In Scotland, just shy of two-thirds of the public had voted “remain.” As the end grew closer this week, many recalled how, at the first Scottish independence referendum in 2014, pro-union politicians were lining up to tell voters that the best guarantee for protecting E.U. membership would be to vote against separation from the British union. Now, that assurance having proved worthless before the reality of Brexit, new demands for a second independence referendum are being heard.

Unionists still try to claim that it was only the amalgamated vote of the entire union that counted during the Brexit vote, not the sentiment within the borders of the kingdom’s constituent nations. But Britain is not, and never has been in the slightly more than three centuries since the English-Scottish union, a unitary nation-state; nor has it been since the United Kingdom came into being in 1800.

There have also been sporadic attempts to portray the revived Scottish independence movement and its political leaders as anti-English, even racist.

Having seen how little traction they got from this flimsy claim, unionists have resorted to a remark made in 2014 by former First Minister of Scotland Alex Salmond that the independence ballot represented a “once in a lifetime” or “once in a generation” vote. That was never official policy and was expressed as his personal view. Now Prime Minister Johnson has based his rejection of the Scottish government’s formal request for referendum-holding powers largely on this dubious claim.

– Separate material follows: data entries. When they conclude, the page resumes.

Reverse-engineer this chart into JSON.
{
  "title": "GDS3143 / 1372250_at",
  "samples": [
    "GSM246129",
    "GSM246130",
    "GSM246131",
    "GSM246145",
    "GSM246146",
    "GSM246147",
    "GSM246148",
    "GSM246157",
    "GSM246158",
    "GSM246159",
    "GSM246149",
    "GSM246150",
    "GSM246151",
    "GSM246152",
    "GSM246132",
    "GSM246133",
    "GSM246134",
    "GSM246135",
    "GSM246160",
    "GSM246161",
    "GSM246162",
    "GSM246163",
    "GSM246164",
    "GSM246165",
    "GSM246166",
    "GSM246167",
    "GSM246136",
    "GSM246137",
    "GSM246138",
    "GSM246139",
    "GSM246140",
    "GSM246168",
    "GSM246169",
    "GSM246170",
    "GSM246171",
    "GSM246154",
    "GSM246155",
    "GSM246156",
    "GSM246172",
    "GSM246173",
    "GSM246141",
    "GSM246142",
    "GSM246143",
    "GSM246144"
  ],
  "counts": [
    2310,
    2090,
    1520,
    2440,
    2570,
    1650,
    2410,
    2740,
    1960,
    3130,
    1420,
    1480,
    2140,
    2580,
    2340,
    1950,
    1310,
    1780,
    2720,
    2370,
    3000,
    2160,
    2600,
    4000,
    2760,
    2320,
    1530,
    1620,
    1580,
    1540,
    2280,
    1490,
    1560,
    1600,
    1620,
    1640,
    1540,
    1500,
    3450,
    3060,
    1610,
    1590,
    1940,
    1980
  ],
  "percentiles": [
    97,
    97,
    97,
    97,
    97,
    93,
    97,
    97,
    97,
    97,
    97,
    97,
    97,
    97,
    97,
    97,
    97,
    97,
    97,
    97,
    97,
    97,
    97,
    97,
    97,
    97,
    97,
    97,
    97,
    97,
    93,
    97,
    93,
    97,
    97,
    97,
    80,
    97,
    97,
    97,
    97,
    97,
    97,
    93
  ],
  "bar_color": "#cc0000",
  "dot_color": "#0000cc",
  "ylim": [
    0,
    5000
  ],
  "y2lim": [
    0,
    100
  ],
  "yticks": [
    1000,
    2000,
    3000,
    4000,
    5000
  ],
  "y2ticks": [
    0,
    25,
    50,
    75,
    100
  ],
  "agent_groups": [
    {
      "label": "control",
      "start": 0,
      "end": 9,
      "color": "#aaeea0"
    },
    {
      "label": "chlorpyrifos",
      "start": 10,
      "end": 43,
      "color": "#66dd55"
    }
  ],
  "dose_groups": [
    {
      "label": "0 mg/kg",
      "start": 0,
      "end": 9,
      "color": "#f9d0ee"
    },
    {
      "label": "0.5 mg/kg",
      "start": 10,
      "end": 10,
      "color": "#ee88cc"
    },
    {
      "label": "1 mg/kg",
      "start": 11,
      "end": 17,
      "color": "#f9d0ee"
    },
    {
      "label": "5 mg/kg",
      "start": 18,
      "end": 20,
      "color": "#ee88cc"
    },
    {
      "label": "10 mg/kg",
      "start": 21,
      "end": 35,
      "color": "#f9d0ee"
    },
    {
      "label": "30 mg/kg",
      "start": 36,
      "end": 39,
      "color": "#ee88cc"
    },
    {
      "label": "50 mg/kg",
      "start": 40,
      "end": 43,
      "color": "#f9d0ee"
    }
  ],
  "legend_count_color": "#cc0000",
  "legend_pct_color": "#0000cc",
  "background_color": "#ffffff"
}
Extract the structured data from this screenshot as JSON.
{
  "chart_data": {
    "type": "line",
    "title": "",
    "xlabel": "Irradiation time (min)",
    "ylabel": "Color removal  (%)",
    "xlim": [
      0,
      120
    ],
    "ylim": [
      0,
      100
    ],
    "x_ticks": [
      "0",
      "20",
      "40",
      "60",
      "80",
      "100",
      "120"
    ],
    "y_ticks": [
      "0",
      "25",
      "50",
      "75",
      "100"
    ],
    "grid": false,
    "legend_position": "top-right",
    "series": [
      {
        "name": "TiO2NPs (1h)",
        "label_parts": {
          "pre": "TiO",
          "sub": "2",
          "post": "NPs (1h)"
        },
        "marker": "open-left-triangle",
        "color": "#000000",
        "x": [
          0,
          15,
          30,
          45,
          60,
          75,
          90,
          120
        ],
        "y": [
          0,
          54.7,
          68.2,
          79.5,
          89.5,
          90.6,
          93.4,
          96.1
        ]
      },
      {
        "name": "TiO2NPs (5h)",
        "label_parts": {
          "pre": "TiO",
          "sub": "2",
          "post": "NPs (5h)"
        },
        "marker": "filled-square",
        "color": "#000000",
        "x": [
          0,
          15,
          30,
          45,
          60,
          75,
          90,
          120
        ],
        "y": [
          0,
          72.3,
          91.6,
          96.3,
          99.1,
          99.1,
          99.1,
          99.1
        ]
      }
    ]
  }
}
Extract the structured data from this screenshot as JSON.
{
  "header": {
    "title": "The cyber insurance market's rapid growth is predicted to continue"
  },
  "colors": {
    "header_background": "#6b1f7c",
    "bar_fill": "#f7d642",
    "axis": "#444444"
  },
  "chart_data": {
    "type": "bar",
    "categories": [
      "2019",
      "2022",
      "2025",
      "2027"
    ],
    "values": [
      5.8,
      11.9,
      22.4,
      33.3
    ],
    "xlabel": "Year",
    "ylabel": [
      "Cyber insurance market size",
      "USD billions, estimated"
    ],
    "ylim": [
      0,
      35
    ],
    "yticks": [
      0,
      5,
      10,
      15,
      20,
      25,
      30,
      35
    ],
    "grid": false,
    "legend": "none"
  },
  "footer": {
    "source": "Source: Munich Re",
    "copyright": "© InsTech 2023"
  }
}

There have also been sporadic attempts to portray the revived Scottish independence movement and its political leaders as anti-English, even racist. That accusation quickly unravels in the absence of any actual evidence; it fools few, and certainly not the substantial number of campaigning “English Scots for Independence”—people who have moved to Scotland from the south, finding a not only a home there but considerably more tolerant social policies and inclusive attitudes. Polling is finding that now over 60 percent of Scotland’s residents, transplants and natives alike, believe the Scots government should decide on whether to hold the referendum. Other polls suggest the number who would then vote for independence is creeping upward again.

U.K. unionists and nationalists, in this final week of Britain’s European union, have been hell-bent on presenting the last day of January as a moment of national liberation, celebrating a people throwing off the oppression of a foreign empire. A commemorative 50 pence coin will hit the streets on Brexit day with, the government hopes, enough publicity to help Britons forget the fate of the coins minted for the previous near–Brexit Day last year—since melted down, at great public cost.

Some have taken to social media to announce that they will refuse to accept these coins while a only-in-Britain style controversy has raged over whether its inscription, “Peace, prosperity and friendship with all nations,” should have had an Oxford comma. At the same time, Scotland’s First Minister, Nicola Sturgeon, made known plans to announce major next steps toward a second independence referendum on Brexit Friday.

Limp flags, silent bells and now grammatically dubious coins: sounds and fury signifying something as this country approaches a moment of surpassing importance. In a widely circulated quote attributed to him, George Orwell tried to tell us, but we have not listened: “A people that elect corrupt politicians, imposters, thieves and traitors are not victims…but accomplices.”